Data Collection and Preparation
Data Collection and Preparation are essential steps in the HR analytics process. In this explanation, we will discuss key terms and vocabulary related to data collection and preparation in the context of the Professional Certificate in UK-B…
Data Collection and Preparation are essential steps in the HR analytics process. In this explanation, we will discuss key terms and vocabulary related to data collection and preparation in the context of the Professional Certificate in UK-Based HR Analytics.
1. Data Collection:
Data collection is the process of gathering and measuring information on variables of interest, in an established systematic fashion that enables one to answer stated research questions, test hypotheses, and evaluate outcomes.
1.1 Primary Data:
Primary data is the data that is collected specifically for the purpose of the research or analysis at hand. It can be collected through various methods such as surveys, interviews, or observations. In the context of HR analytics, primary data can be collected through employee surveys, focus groups, or interviews with HR managers.
1.2 Secondary Data:
Secondary data is the data that has already been collected by someone else, for a different purpose. It can be obtained from various sources such as internal company databases, government databases, or industry reports. In the context of HR analytics, secondary data can be obtained from internal sources such as HRIS (Human Resource Information Systems), payroll systems, or performance management systems. External sources of secondary data can include government labor statistics, industry benchmarking reports, or academic research studies.
1. Data Preparation:
Data preparation is the process of cleaning, transforming, and organizing data for analysis. It involves removing errors, handling missing values, and transforming data into a format that is suitable for analysis.
2.1 Data Cleaning:
Data cleaning is the process of identifying and correcting or removing errors, inconsistencies, and inaccuracies in the data. It involves checking for missing values, outliers, and duplicate records. In the context of HR analytics, data cleaning might involve checking for missing employee records, correcting errors in job titles, or removing duplicate records from a database.
2.2 Data Transformation:
Data transformation is the process of converting data from one format to another, or from one type of variable to another. It involves aggregating data, calculating new variables, and normalizing data. In the context of HR analytics, data transformation might involve aggregating data by department, calculating turnover rates, or normalizing data to a common scale.
2.3 Data Organisation:
Data organization is the process of structuring data in a way that is easy to analyze. It involves creating tables, charts, and graphs that clearly display the data. In the context of HR analytics, data organization might involve creating a table that shows turnover rates by department, or creating a graph that displays the distribution of employee salaries.
3. Data Quality:
Data quality refers to the overall quality of the data, including its accuracy, completeness, and relevance. Poor data quality can lead to incorrect analysis and decision-making.
3.1 Data Accuracy:
Data accuracy refers to the degree to which data accurately reflects the real-world phenomenon that it is intended to measure. In the context of HR analytics, data accuracy might refer to the accuracy of employee records, such as job titles, salaries, or performance ratings.
3.2 Data Completeness:
Data completeness refers to the degree to which all relevant data is included in the dataset. In the context of HR analytics, data completeness might refer to the inclusion of all employees in a turnover analysis, or the inclusion of all departments in a salary comparison.
3.3 Data Relevance:
Data relevance refers to the degree to which the data is relevant to the research question or analysis at hand. In the context of HR analytics, data relevance might refer to the inclusion of data on employee engagement, turnover, or performance.
4. Data Integration:
Data integration is the process of combining data from different sources into a single dataset. It involves reconciling differences in data formats, resolving data inconsistencies, and ensuring data compatibility. In the context of HR analytics, data integration might involve combining data from HRIS, payroll, and performance management systems.
5. Data Security:
Data security refers to the measures taken to protect data from unauthorized access, theft, or damage. It includes physical security measures, such as locked doors and servers, as well as electronic security measures, such as encryption and firewalls.
Key takeaways
- In this explanation, we will discuss key terms and vocabulary related to data collection and preparation in the context of the Professional Certificate in UK-Based HR Analytics.

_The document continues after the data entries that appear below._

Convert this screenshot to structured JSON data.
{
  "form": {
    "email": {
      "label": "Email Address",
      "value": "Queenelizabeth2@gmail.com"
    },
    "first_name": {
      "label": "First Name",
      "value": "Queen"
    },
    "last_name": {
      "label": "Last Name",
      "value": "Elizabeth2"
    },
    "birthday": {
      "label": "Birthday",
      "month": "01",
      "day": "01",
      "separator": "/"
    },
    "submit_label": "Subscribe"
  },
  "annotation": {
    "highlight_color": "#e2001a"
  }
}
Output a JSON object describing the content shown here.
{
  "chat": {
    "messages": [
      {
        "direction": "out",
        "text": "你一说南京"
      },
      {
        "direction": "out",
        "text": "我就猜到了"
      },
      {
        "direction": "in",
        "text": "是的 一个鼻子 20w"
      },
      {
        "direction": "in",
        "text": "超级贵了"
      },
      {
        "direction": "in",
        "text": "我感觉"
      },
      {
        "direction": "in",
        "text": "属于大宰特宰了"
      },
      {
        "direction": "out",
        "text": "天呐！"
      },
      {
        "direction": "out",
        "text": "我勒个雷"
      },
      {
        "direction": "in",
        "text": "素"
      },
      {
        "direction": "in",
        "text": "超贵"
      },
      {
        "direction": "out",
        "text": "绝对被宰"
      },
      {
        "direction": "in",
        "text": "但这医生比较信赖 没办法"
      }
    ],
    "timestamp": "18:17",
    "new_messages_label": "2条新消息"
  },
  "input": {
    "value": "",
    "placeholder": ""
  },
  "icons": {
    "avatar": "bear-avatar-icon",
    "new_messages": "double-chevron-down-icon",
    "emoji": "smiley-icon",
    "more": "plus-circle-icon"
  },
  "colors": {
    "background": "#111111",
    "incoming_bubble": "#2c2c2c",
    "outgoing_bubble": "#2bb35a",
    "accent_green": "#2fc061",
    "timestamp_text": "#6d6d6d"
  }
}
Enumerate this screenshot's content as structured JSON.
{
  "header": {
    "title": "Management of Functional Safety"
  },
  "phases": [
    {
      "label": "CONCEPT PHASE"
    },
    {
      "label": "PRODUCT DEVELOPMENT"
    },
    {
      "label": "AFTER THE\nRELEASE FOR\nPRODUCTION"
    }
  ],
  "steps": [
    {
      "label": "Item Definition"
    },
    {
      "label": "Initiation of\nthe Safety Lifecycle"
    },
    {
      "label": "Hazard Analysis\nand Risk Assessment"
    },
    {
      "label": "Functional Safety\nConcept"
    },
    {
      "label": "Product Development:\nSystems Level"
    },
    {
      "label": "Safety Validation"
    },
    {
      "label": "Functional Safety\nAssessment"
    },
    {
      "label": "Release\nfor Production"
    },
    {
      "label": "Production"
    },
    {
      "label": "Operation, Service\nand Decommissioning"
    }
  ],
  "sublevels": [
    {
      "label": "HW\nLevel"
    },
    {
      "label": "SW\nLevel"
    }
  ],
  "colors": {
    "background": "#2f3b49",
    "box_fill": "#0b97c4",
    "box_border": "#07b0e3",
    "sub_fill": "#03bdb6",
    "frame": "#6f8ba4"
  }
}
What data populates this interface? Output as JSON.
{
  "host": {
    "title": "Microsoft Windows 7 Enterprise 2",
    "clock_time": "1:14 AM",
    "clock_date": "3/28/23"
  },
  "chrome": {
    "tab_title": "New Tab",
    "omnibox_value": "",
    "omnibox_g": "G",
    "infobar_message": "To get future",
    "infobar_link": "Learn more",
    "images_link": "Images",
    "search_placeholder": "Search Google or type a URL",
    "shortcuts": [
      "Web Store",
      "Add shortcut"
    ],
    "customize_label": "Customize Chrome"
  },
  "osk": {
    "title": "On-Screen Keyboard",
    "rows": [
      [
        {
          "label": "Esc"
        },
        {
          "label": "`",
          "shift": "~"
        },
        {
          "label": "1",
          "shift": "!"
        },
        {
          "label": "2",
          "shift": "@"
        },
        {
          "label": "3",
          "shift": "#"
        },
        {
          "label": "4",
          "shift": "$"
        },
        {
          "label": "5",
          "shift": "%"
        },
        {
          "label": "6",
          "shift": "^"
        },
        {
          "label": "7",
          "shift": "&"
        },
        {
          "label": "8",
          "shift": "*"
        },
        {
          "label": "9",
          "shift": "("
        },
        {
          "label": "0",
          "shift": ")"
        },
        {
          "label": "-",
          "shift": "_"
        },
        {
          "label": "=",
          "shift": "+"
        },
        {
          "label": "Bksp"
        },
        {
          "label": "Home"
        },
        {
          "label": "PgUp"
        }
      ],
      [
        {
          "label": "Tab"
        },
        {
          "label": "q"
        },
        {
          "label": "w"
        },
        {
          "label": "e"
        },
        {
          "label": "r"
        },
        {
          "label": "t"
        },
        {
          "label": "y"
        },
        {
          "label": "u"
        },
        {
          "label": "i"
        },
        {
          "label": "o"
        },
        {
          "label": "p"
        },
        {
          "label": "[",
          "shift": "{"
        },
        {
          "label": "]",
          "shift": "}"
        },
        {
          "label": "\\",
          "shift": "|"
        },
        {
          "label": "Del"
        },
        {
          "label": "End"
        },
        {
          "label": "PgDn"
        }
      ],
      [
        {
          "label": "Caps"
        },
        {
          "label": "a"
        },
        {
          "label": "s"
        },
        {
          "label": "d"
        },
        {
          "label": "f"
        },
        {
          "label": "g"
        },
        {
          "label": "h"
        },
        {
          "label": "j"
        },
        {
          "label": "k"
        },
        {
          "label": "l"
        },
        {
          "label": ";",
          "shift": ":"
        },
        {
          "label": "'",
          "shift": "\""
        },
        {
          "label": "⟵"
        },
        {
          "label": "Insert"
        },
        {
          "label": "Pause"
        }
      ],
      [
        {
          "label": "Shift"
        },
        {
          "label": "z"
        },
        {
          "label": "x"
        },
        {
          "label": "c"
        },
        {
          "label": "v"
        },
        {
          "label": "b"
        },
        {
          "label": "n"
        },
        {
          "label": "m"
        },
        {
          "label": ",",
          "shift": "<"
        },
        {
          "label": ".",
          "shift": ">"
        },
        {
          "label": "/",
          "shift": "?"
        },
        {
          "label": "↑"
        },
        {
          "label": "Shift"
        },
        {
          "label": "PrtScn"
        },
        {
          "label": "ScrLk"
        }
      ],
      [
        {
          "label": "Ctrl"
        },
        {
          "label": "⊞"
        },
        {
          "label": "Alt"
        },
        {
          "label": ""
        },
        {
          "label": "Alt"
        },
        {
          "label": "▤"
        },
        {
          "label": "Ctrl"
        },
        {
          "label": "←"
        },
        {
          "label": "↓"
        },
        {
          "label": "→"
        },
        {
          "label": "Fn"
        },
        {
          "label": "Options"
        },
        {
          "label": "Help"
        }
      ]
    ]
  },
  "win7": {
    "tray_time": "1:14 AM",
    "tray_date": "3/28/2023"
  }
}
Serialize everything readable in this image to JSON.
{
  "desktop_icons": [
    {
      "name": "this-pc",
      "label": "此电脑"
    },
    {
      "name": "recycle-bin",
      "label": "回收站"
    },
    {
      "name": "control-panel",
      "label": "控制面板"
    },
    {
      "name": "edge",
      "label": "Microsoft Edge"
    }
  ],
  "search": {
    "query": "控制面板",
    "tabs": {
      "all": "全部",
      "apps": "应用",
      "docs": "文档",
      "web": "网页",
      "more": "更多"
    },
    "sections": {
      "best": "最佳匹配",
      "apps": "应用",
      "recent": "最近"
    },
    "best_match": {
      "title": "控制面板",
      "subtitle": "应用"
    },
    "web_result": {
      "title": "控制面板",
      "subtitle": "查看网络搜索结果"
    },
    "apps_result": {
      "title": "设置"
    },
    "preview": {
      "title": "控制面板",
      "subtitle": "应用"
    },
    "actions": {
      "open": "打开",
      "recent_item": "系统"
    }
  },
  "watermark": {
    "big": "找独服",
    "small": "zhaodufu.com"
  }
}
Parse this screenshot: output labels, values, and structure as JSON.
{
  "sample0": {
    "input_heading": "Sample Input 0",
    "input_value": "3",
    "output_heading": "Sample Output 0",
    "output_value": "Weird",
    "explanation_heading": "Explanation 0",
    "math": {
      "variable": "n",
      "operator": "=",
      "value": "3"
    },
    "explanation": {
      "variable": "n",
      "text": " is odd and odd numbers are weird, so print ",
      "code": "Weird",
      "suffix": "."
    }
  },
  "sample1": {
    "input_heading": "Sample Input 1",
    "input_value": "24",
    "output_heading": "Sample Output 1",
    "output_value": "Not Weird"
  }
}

- Data collection is the process of gathering and measuring information on variables of interest, in an established systematic fashion that enables one to answer stated research questions, test hypotheses, and evaluate outcomes.
- In the context of HR analytics, primary data can be collected through employee surveys, focus groups, or interviews with HR managers.
- In the context of HR analytics, secondary data can be obtained from internal sources such as HRIS (Human Resource Information Systems), payroll systems, or performance management systems.
- It involves removing errors, handling missing values, and transforming data into a format that is suitable for analysis.
- In the context of HR analytics, data cleaning might involve checking for missing employee records, correcting errors in job titles, or removing duplicate records from a database.
- In the context of HR analytics, data transformation might involve aggregating data by department, calculating turnover rates, or normalizing data to a common scale.